Topeka Taunted by bullies several years ago, Alex Tranin finally had to leave his Johnson County elementary school to attend a private academy.
"I couldn't really learn because I was thinking about how I was going to get home or survive recess," said Tranin, who is now 12.
Students and experts on bullying urged lawmakers Wednesday to adopt legislation that would require school districts to implement anti-bullying plans, and report bullying incidents to the state.
Several members on the House Education Committee said House Bill 2310 was too broad, but Chairman Clay Aurand, R-Courtland, said he hoped the committee could "make this a bill that is best able to achieve its goals."
SuEllen Fried of Prairie Village, a longtime mental health advocate who has written several books on bullying, said youngsters today are confronted with much worse bullying practices than in the past, including cyberbullying where people write demeaning comments to children over the Internet.
"It is just as serious as beating kids up in the playground," she said.
Aishlinn O'Connor and Kate O'Neill, both students at Shawnee-Mission East High School said bullying behavior also manifests itself in excluding students from certain groups or jokes between friends that denigrate someone.
Fried and Gina McDonald, vice president of education and awareness for the Kansas Children's Service League, said victims of bullying sometimes lash out. School shootings are often the result of a student reacting to being bullied, they said.
"For the victim who either gives up and avoids going to school, or drops out, or commits suicide, or comes back to school with a gun, this is child abuse and they believe they have no other way out," McDonald said.
Twenty-seven states have anti-bullying laws in place, and nine more are considering them.
But lobbyists for teachers and schools said the proposed measure could be expensive for schools by mandating specific requirements for districts to follow in the event of a bullying incident.
Diane Gjerstad, representing the Wichita school district, said it would be better to leave it to individual school districts to come up with policies. The KNEA also testified against the bill.

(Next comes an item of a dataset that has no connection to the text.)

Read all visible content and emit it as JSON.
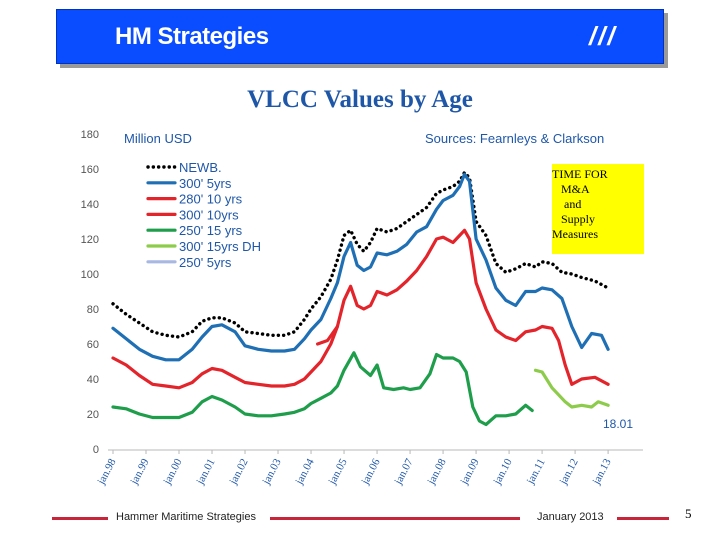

State Rep. Marti Crow, D-Leavenworth, said she thought the definition of bullying in the bill was too broad and could include any misbehavior. She also said the bill should focus more on providing anti-bullying education.
In Lawrence, school officials have implemented the Olweus Bullying Prevention Program in four elementary schools.
Chris Squier, director of the Safe Schools-Healthy Students initiative, said the program has resulted in a 50 percent decrease in bullying at Langston Hughes and Woodlawn, which have had the program the longest.
"In the past people thought being bullied was just a part of growing up, but because of school violence that has been tied to bullying, people have begun to realize that we need to do something about it," Squier said.
She said a statewide mandate would increase awareness of bullying, but anti-bullying efforts should be tailored for each individual school with input from students, parents and teachers.
"People can then come to an agreement that in this building this is what bullying means, and everyone will be looking for it and see it and deal with it," she said.